Molto spesso la classe politica rispecchia gli elettori. Tu mi hai parlato ora dei dirigenti, di chi prende i voti. Cosa pensi invece di chi i voti li dà?

«Quello che tu hai detto era vero forse trent’anni fa. Oggi la politica lavora a livello subliminale. La gente non legge più, non si informa più, tranne che su Facebook, a suon di titoloni. La rivoluzione dei social ha fatto sì che in pochissimo tempo cambiasse la maniera di fruizione dell’informazione per tutte le persone, senza che qualcuno glielo spiegasse. Ora, per un giovane è facile, ma chi è sopra i cinquant’anni? Chi vive nei paesini? Abbiamo dato un mitra in mano alle persone senza spiegargli come funzionasse. In Italia l’informazione è morta: qual è la tua fonte sicura? Dove ti informi? I giornali sono fortemente politicizzati, ma la politica stessa è confusa, ridotta a un “noi siamo meglio e gli altri peggio”. L’elettore medio vive la cosa praticamente da tifoso. Internet, il principale contenitore di informazioni che abbiamo, non può essere considerato un mezzo neutro, uno di quelli che “dipende come lo usi”. Internet ha un suo potere, è un mondo nel quale hai tutte le informazioni ma non hai un indice, non sai dove andarle a prendere. Se a quattordici anni finisci in un blog di neonazisti, con la loro bibliografia da centinaia di libri, finisci lo credere anche tu che l’Olocausto non sia mai esistito. È colpa tua? No, hai quattordici anni, che colpa puoi averne? La società non si è resa ancora conto di questa trasformazione. La filosofia e la sociologia sono ancora freschi di trattati sull’argomento. Sta a voi giovani la responsabilità di raccontare il mondo, scrivere i libri sui quali si studierà in futuro».

Giovani, datevi da fare

L’ultima cosa che volevo chiederti è proprio questa: hai parlato molto spesso dei giovani, che consigli dai a quelli fra loro che volessero intraprendere la tua strada?
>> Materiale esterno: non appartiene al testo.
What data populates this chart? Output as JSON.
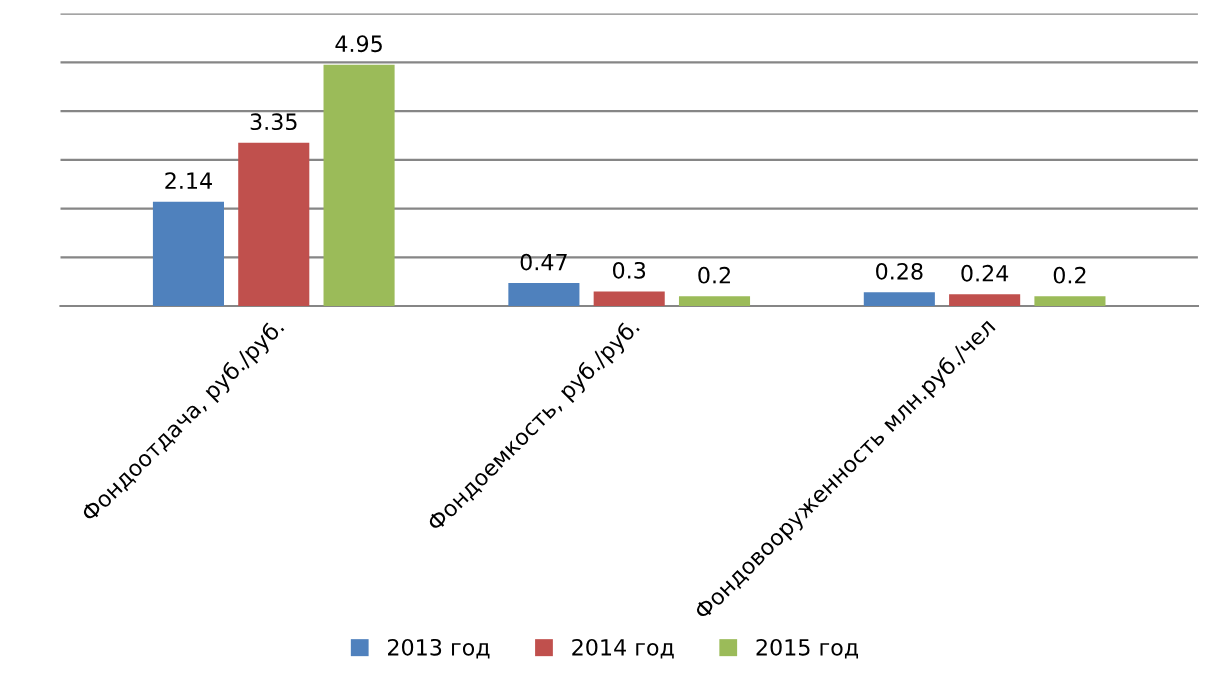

«Salire sul palco. Il comico nasce dal confronto col pubblico: questo lavoro ti permette proprio questo, di avere un riscontro immediato: fa ridere o non fa ridere, altrimenti diventa solo un lavoro intellettuale solitario. Impegnarsi, un comico deve impegnarsi. Un fabbro sta lì dieci ore al giorno, è il suo mestiere, allo stesso modo quello del comico è un mestiere e richiede impegno. Non fissarsi, se non hai una lira non rovinarti la vita per fare l’artista. Provaci se puoi permettertelo, altrimenti fai che sia un hobby, almeno all’inizio. È un lavoro che ti stressa e incattivisce, perché l’ambiente legato al mondo della comicità è un mondo orribile popolato da egomaniaci, ma il momento dell’esibizione poi è invece bellissimo. Sei tu con le persone ed è un momento di condivisione. Ridere è un’esperienza catartica. Giovani, capite se vi piace il mestiere e godetevi quei minuti che passate sul palco. È l’unico mestiere in cui i tuoi difetti possono diventare il tuo punto di forza. Il comico può essere tutto, basta trovare sincerità e risate».

Filippo Giardina in tour con Lo ha già detto Gesù.
Filippo Giardina in tour con Lo ha già detto Gesù.

Ottimo, ricordiamo le prossime date del tuo spettacolo.

«Sì, Lo ha già detto Gesù, il 16 febbraio a Milano, Teatro Fontana e 5 marzo a Roma, alla sala Umberto. Grazie a Dio sono entrambe già quasi piene, quindi se volete i biglietti affrettatevi».